Cayenne Peppers


Cayenne Peppers (Capsicum annuum)

 Cayenne peppers from the Capsicum annuum plant have been part of the traditional medicine of Native Americans for thousands of years. They are also used in Indian and other Asian forms of herbal medicine. The peppers are usually dried and powdered to produce a remedy that is sometimes taken internally or might also be applied topically. Cayenne peppers contain an active compound called capsaicin that gives them medicinal value.

Capsaicin is a natural irritant that gives cayenne peppers their hot, spicy taste. Chemically, capsaicin is a type of compound called an alkaloid, which interacts with nerves in your tissues when it is applied to the skin. It binds to special nerve receptors that perceive heat and, as a result, it is perceived as being hot when applied topically. It also reduces production of a natural chemical called substance P by your nerves. Substance P is a compound that carries pain signals to your brain. As a result, capsaicin might reduce your perception of pain from the part of your body where it is applied.

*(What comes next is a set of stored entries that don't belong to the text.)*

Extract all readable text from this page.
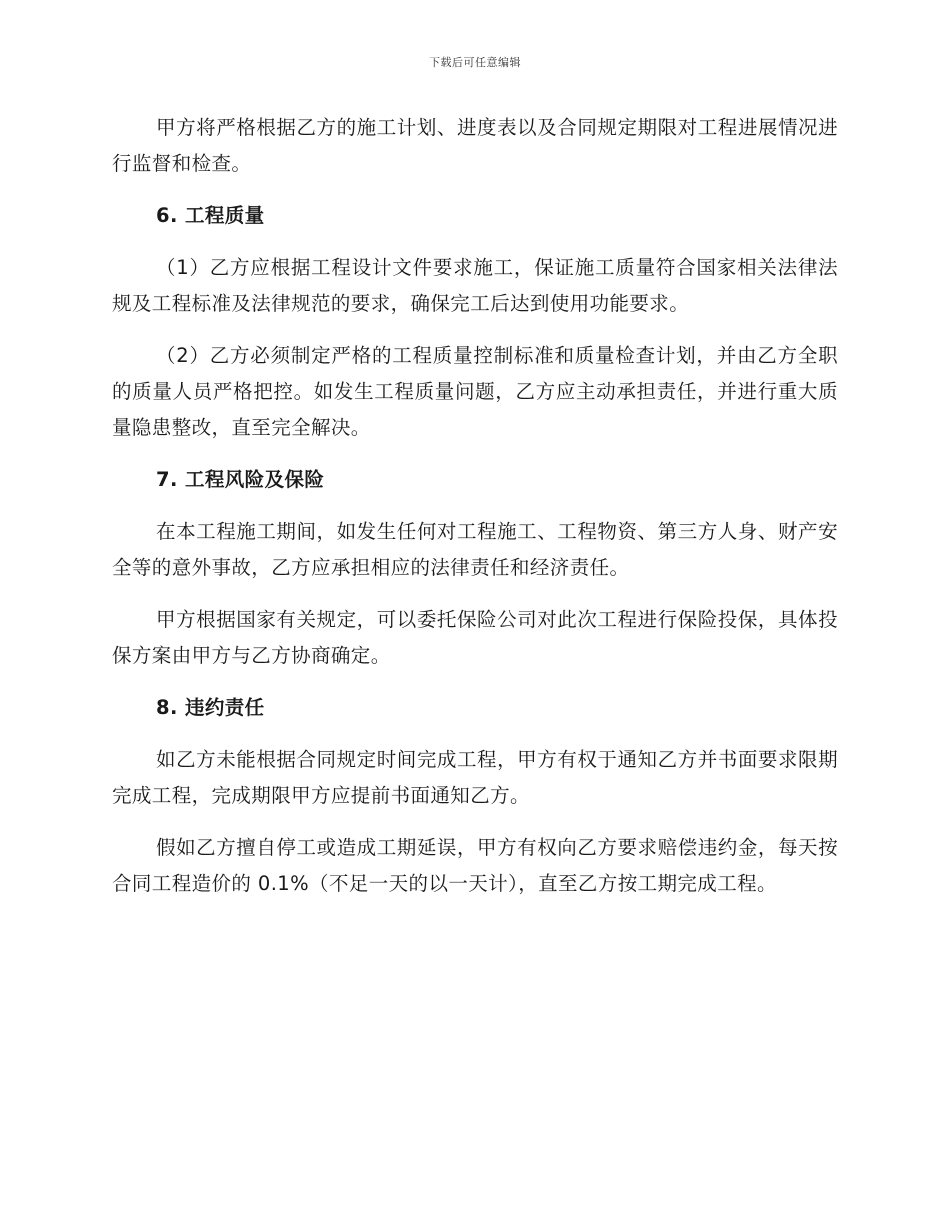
下载后可任意编辑

甲方将严格根据乙方的施工计划、进度表以及合同规定期限对工程进展情况进行监督和检查。

6. 工程质量

（1）乙方应根据工程设计文件要求施工，保证施工质量符合国家相关法律法规及工程标准及法律规范的要求，确保完工后达到使用功能要求。

（2）乙方必须制定严格的工程质量控制标准和质量检查计划，并由乙方全职的质量人员严格把控。如发生工程质量问题，乙方应主动承担责任，并进行重大质量隐患整改，直至完全解决。

7. 工程风险及保险

在本工程施工期间，如发生任何对工程施工、工程物资、第三方人身、财产安全等的意外事故，乙方应承担相应的法律责任和经济责任。

甲方根据国家有关规定，可以委托保险公司对此次工程进行保险投保，具体投保方案由甲方与乙方协商确定。

8. 违约责任

如乙方未能根据合同规定时间完成工程，甲方有权于通知乙方并书面要求限期完成工程，完成期限甲方应提前书面通知乙方。

假如乙方擅自停工或造成工期延误，甲方有权向乙方要求赔偿违约金，每天按合同工程造价的 0.1%（不足一天的以一天计），直至乙方按工期完成工程。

Substantial research has examined whether topical application of either cayenne powder or capsaicin extract is helpful in reducing muscle and other pain. In an overview published in "Drugs" in 1997, the authors concluded that capsaicin is effective in treating many types of pain. While capsaicin has not been studied for pain that occurs specifically in leg muscles, in a large review study published in the journal "Spine" in 2007, it was found effective against lower back pain involving muscles and joints.

Recommendations and Precautions
Topical preparations containing cayenne or purified capsaicin are available from pharmacies or health food stores as creams or salves. Usually, these products contain 0.025 to 0.075 percent capsaicin and are recommended for application to the skin over the painful area, up to four times daily. It might be necessary to apply cayenne for several days before pain diminishes. While generally considered safe, topical application of cayenne might cause irritation to the skin in some people. Do not use cayenne with a heating pad and do not apply it to any area where skin is cut or abraded. Discuss cayenne or capsaicin cream with your doctor before using it.

Disclaimer: The information presented herein  is intended for educational purposes only. These statements have not been evaluated by the FDA and are not intended to diagnose, cure, treat or prevent disease. Individual results may vary, and before using any supplements, it is always advisable to consult with your own health care provider.